GUI Exploration Lab: Enhancing Screen Navigation in Agents via Multi-Turn Reinforcement Learning

Summary

This paper introduces a new simulated environment, called GUI Exploration Lab, designed to help researchers build and test AI agents that can use computer and phone interfaces, like apps and software.

What's the problem?

Developing AI agents that can effectively navigate and use complex software or apps is difficult because it's hard to get enough information about how these programs actually work for training purposes. Real-world programs are often complicated and their inner workings aren't publicly available, making it tough to create realistic training data and test how well an agent can handle new situations.

What's the solution?

The researchers created GUI Exploration Lab, a tool that lets them build custom, simulated interfaces. This allows full control over the environment, meaning they can see everything the agent sees and track its actions. They then used a combination of training methods: first, they showed the agent examples of how to do things (supervised learning), then they let it learn through trial and error with rewards (reinforcement learning), starting with simple tasks and moving to more complex, multi-step interactions.

Why it matters?

This work is important because it provides a standardized way to test and improve AI agents for GUI automation.
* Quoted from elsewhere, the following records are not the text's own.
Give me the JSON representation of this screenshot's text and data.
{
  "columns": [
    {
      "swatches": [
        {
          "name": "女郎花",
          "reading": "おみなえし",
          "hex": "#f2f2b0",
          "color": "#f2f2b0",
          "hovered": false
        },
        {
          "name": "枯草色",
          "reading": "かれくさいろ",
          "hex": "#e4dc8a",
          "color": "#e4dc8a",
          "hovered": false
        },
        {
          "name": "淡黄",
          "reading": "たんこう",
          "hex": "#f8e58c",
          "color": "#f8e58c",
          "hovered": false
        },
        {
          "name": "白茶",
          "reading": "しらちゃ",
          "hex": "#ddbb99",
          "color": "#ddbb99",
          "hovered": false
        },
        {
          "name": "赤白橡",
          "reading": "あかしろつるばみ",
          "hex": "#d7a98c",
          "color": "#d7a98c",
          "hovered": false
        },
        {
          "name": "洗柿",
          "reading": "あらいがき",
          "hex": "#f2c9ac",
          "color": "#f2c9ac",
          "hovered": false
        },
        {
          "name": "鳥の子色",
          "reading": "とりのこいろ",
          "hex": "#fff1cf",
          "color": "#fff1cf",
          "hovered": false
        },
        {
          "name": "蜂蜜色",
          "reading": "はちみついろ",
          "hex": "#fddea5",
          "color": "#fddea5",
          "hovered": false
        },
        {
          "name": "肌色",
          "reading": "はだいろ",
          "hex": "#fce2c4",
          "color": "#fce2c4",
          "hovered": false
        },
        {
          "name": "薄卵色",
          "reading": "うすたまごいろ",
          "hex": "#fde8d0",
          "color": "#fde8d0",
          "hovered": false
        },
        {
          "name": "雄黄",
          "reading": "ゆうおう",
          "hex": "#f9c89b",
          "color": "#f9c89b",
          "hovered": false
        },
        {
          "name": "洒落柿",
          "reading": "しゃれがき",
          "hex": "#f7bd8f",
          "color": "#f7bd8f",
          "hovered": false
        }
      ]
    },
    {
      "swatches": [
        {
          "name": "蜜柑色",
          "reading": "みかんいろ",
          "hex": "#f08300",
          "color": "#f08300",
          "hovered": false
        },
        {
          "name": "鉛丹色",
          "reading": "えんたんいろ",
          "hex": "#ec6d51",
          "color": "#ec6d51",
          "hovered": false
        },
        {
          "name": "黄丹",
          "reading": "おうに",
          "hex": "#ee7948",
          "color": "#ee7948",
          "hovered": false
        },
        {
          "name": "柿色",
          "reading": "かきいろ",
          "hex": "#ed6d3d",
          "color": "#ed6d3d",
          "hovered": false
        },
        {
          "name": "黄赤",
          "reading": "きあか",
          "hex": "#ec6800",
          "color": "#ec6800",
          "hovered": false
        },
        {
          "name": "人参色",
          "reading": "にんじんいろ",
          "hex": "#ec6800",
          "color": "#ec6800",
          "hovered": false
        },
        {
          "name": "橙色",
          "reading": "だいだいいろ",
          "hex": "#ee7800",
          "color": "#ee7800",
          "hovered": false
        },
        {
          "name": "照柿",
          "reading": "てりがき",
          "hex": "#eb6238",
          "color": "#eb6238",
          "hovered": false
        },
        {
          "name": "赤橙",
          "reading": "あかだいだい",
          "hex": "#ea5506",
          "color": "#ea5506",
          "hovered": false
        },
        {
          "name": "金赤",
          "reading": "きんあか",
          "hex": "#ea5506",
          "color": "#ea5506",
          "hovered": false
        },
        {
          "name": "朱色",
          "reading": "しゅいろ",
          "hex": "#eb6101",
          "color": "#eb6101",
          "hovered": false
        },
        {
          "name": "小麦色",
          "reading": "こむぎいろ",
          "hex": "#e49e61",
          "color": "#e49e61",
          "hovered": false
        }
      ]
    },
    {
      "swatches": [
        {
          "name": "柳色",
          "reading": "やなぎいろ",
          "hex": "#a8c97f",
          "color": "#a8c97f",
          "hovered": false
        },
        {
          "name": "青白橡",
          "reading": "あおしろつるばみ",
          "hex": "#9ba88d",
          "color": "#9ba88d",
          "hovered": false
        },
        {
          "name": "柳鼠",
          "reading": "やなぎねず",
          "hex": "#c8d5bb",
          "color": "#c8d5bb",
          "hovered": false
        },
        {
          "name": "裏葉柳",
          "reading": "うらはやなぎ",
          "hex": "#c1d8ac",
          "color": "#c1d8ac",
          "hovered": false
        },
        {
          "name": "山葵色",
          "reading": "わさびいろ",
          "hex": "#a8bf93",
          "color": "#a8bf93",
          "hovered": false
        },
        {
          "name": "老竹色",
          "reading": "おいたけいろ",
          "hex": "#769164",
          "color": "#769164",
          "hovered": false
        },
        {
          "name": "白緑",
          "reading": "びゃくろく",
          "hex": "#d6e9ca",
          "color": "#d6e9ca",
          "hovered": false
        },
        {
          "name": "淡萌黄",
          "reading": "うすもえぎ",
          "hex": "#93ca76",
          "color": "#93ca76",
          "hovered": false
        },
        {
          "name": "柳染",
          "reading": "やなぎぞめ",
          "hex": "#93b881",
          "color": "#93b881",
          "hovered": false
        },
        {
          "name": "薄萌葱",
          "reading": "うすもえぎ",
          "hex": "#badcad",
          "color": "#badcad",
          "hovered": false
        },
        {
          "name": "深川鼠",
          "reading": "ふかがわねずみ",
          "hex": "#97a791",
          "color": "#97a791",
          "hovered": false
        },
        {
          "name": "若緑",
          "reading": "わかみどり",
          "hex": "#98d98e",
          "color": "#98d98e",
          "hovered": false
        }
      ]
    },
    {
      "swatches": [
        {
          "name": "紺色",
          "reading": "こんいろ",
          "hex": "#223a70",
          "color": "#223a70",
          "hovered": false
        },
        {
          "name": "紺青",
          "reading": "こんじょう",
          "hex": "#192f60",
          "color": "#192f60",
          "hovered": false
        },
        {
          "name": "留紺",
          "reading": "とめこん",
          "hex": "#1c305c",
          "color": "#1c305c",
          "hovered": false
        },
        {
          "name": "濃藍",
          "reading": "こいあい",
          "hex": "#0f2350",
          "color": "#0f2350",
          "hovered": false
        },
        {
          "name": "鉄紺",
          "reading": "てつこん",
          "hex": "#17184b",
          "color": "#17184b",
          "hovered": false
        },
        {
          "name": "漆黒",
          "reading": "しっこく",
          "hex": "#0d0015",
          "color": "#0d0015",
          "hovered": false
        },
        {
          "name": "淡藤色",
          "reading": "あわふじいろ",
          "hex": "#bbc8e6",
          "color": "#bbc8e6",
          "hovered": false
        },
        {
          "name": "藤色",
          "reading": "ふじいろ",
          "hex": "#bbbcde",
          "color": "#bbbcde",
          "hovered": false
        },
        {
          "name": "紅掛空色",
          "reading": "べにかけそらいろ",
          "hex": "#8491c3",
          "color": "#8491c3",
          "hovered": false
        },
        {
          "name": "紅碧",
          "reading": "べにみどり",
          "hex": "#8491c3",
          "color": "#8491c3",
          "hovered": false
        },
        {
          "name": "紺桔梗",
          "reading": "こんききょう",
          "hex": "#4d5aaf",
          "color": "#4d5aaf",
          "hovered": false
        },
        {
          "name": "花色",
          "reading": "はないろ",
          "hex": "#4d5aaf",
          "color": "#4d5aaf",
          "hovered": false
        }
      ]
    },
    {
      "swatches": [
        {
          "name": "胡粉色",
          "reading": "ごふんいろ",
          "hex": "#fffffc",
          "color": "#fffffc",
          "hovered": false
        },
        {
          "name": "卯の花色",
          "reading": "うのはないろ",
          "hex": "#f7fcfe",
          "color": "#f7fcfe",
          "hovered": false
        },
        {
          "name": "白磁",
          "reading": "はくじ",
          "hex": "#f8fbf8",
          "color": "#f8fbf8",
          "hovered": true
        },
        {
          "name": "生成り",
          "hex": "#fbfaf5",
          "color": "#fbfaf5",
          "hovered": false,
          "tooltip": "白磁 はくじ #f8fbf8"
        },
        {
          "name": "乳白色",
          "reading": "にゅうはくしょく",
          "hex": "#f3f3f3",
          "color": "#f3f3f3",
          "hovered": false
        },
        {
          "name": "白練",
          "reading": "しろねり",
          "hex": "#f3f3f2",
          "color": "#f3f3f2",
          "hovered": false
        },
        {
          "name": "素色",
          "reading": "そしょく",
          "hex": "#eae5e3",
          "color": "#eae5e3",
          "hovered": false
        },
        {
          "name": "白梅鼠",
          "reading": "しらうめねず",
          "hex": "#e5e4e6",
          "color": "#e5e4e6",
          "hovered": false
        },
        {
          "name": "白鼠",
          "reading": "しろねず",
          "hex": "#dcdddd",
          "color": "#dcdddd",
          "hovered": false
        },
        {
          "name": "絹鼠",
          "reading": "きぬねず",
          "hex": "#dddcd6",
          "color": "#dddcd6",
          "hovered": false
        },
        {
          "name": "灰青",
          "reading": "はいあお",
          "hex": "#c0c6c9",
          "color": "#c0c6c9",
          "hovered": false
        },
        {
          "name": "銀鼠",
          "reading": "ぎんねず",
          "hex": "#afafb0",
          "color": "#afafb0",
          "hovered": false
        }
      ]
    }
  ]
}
By creating a controlled environment, researchers can systematically study what works best for teaching agents to navigate and interact with software, ultimately leading to more capable and helpful AI assistants for everyday tasks.

Abstract

With the rapid development of Large Vision Language Models, the focus of Graphical User Interface (GUI) agent tasks shifts from single-screen tasks to complex screen navigation challenges. However, real-world GUI environments, such as PC software and mobile Apps, are often complex and proprietary, making it difficult to obtain the comprehensive environment information needed for agent training and evaluation. This limitation hinders systematic investigation and benchmarking of agent navigation capabilities. To address this limitation, we introduce GUI Exploration Lab, a simulation environment engine for GUI agent navigation research that enables flexible definition and composition of screens, icons, and navigation graphs, while providing full access to environment information for comprehensive agent training and evaluation. Through extensive experiments, we find that supervised fine-tuning enables effective memorization of fundamental knowledge, serving as a crucial foundation for subsequent training. Building on this, single-turn reinforcement learning further enhances generalization to unseen scenarios. Finally, multi-turn reinforcement learning encourages the development of exploration strategies through interactive trial and error, leading to further improvements in screen navigation performance. We validate our methods on both static and interactive benchmarks, demonstrating that our findings generalize effectively to real-world scenarios. These findings demonstrate the advantages of reinforcement learning approaches in GUI navigation and offer practical guidance for building more capable and generalizable GUI agents.